The self-interested, often deceitful conduct of power brokers in D.C. results in its nickname as “the swamp,” which also references the historical climate of the region prior to its founding as it was literally founded on swampy land. In addition, its nickname as the “deep state” reflects how there is an entrenched liberal bureaucracy in D.C. that serves itself rather than the people of the United States who pay the bills. The current mayor of the District of Columbia is leftist Muriel Bowser.
Illicit affairs that create hidden conflicts-of-interest are common in D.C. Most people who work in policy-making positions in D.C. are married to (or have a relationship with) someone who holds a different policy-making position. These relationships have a binding effect that prevents policy-makers from acting independently based on logic, values, or the interests of the American people, and their policy decisions or recommendations are often self-serving.
President Trump’s firing of disgraced FBI Director James Comey on May 9, 2017, prompted an undeservedly sanctimonious reaction by liberals in D.C., illustrating how self-centered and unproductive the swamp has become.
Design and History
At the time that the site was first selected, two small port towns already had been built within its boundaries: Alexandria on the west side of the Potomac River and Georgetown on the east side. Because Congress was concerns with potential conflicts of interest created by much of the land on the west side of the Potomac being owned by George Washington’s family, Congress prohibited the construction of federal buildings on that side.
The city is located along the Potomac River. The Anacostia River branches off this, and runs through parts of the Southeast and Northeast Quadrants. This river has had problems with pollution.
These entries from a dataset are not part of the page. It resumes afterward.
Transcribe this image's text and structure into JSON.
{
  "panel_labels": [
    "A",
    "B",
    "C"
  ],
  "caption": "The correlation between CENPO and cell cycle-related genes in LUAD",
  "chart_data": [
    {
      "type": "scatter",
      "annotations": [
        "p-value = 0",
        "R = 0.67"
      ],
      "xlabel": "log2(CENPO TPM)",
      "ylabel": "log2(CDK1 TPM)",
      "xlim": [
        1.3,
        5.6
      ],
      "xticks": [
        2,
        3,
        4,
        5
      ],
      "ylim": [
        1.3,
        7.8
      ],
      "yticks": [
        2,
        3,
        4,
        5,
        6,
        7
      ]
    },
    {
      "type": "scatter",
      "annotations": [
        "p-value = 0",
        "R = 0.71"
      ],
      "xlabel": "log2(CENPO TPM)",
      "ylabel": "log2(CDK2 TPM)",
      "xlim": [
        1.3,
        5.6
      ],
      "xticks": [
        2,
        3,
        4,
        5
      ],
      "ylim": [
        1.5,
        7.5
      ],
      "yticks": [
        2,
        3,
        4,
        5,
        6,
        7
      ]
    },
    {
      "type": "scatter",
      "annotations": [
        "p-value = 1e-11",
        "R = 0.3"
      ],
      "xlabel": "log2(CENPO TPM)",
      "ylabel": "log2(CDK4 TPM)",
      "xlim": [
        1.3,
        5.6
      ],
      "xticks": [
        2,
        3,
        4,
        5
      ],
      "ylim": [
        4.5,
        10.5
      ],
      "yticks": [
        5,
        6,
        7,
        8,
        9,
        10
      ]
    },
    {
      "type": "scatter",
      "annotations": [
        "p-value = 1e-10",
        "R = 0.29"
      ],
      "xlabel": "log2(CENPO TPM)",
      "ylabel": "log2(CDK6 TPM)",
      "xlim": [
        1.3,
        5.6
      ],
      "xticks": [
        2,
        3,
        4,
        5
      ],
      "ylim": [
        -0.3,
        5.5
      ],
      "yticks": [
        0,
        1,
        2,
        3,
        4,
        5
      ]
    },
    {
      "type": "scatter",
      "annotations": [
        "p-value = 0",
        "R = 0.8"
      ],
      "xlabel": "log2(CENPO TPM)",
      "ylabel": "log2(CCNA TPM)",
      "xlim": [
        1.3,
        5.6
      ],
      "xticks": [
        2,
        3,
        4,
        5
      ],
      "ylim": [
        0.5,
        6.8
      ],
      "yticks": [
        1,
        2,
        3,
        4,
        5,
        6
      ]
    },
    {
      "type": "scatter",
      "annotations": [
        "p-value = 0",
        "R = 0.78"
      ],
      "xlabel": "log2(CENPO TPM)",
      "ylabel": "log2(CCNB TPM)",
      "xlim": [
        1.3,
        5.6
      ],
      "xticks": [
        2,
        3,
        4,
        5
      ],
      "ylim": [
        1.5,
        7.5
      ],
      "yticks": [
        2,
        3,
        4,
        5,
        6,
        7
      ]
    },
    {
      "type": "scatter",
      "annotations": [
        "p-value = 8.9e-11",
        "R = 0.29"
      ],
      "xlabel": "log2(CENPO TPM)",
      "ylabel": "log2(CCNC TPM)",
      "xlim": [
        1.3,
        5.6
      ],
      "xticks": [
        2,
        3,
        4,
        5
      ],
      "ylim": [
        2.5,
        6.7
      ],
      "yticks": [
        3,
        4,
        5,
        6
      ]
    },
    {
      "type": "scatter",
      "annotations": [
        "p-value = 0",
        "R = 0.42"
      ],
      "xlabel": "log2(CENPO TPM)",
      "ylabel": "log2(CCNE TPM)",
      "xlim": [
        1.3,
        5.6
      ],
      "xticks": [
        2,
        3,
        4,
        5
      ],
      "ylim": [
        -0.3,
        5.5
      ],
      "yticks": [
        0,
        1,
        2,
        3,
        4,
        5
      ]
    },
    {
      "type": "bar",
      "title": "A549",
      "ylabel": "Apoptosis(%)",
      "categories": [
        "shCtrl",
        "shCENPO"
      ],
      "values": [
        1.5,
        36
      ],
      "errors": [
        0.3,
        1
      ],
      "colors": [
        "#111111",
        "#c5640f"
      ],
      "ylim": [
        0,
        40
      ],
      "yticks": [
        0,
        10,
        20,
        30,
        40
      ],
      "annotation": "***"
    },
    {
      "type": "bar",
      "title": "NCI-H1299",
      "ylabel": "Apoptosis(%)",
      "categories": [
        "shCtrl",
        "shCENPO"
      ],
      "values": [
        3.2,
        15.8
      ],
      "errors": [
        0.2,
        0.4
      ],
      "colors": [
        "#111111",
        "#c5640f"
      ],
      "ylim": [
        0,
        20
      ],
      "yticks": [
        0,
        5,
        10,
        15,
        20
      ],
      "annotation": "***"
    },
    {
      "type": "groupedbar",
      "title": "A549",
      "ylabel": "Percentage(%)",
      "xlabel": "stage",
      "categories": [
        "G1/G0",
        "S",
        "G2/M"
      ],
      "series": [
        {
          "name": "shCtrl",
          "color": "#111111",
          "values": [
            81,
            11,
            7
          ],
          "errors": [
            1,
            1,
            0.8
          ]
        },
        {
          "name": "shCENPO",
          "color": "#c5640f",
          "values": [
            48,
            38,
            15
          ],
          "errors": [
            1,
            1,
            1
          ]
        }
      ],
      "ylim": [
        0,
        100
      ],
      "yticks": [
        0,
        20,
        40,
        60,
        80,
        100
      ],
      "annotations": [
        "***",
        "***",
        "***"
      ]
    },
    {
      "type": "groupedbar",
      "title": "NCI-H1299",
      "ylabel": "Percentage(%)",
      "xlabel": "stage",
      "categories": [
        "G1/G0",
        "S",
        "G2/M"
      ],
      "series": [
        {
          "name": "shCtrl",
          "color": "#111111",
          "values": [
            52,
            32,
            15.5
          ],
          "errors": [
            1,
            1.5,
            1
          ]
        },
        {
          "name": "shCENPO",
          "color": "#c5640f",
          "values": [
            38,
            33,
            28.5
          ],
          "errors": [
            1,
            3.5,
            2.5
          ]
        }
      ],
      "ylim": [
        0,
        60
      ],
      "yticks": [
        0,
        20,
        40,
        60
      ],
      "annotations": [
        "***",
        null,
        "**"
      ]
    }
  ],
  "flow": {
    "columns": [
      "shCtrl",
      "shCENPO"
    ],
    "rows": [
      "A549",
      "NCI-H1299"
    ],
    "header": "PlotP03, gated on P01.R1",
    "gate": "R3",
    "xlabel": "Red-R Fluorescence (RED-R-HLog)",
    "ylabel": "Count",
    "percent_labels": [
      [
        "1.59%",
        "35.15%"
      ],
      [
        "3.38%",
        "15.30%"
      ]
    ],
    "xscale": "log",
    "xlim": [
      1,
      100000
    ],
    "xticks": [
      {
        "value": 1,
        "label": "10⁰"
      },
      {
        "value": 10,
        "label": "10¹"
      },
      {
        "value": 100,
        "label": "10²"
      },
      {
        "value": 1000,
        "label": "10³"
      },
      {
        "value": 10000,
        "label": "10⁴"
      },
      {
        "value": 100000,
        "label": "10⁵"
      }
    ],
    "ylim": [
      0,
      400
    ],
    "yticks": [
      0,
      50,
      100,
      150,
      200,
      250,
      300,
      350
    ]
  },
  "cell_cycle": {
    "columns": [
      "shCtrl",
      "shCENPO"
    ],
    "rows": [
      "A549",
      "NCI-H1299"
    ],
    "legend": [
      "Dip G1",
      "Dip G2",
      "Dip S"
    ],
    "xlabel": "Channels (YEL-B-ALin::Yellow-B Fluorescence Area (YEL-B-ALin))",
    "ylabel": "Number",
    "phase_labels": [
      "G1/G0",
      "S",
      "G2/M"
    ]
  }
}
Because no development related to the federal city was placed on the west side of the Potomac, and the west side had attracted shanty towns with gambling and prostitution, Congress returned the land west of the Potomac River to Virginia in 1848.
Pierre L’Enfant, appointed in 1791 by George Washington, designed much of the city, including the city’s interesting quadrant formation. The city is divided into four quadrants, which meet at a central point at the United States Capitol. The Northwest quadrant is by far the largest, and locations in this quadrant include the White House, Ford’s Theater (where Abraham Lincoln was assassinated in 1865), the National Zoo, and a number of the Smithsonian Museums. L’Enfant was fired over a dispute involving Thomas Jefferson before the city’s design was completed. In 1814, the British army attacked the city as a part of the War of 1812 and burned a number of public buildings in the city, including the White House. First Lady Dolly Madison famously saved a portrait of George Washington from the White House before the building was burned.
The completely appropriate public outcry, primarily among conservatives and other disaffected Americans, during the 2016 presidential election campaign to “drain the swamp” has its roots in Washington DC’s early history. For several years after its founding, the city on the Potomac River was known for its terribly swampy conditions, with unpaved roads simply impassible by wagon or carriage for months out of the year thanks to the pervasive muck and mire. Many politicians during the early republic refused to travel to the capital city, preferring instead to conduct government business via courier or carrier pigeons, which became known informally as “muddy budgies.” President Thomas Jefferson was a great fan of the “avian art,” and his several failed attempts to train muddy budgies himself are a great source of levity in the Jefferson Papers.
Washington DC’s Secret Symbolism
Symbols and numerology are embedded throughout the architecture of Washington, DC. Scott Onstott has an outstanding video below detailing his ongoing research on much of the symbolism in DC. Watch:
As of July 1, 2016, the U.S. Census Bureau estimates that the District’s population was 681,170, an 13.2% increase since the 2010 United States Census. The increase continues a growth trend since 2000, following a half-century of population decline. The city was the 24th most populous place in the United States. According to data from 2010, commuters from the suburbs increase the District’s daytime population to over one million people. According to 2015 Census Bureau data, the population of Washington, D.C. was 48.3% Black or African American, 44.1% White (36.1% non-Hispanic White), 4.2% Asian, 0.6% American Indian or Alaska Native, and 0.2% Native Hawaiian or Other Pacific Islander. Individuals from two or more races made up 2.7% of the population. Hispanics of any race made up 10.6% of the District’s population. African American residents composed about 30% of the District’s total population between 1800 and 1940. The black population reached a peak of 70% by 1970, but has since steadily declined due to many African Americans moving to the surrounding suburbs. Partly as a result of gentrification, there was a 31.4% increase in the non-Hispanic white population and an 11.5% decrease in the black population between 2000 and 2010. Housing patterns within D.C. are highly segregated, with most whites living downtown or west of Rock Creek Park. In the suburbs, Arlington, Virginia is predominantly white except for four neighborhoods that surround historically-black schools. Montgomery County, Maryland is predominantly white, and Prince Georges County, Maryland is predominantly African-American.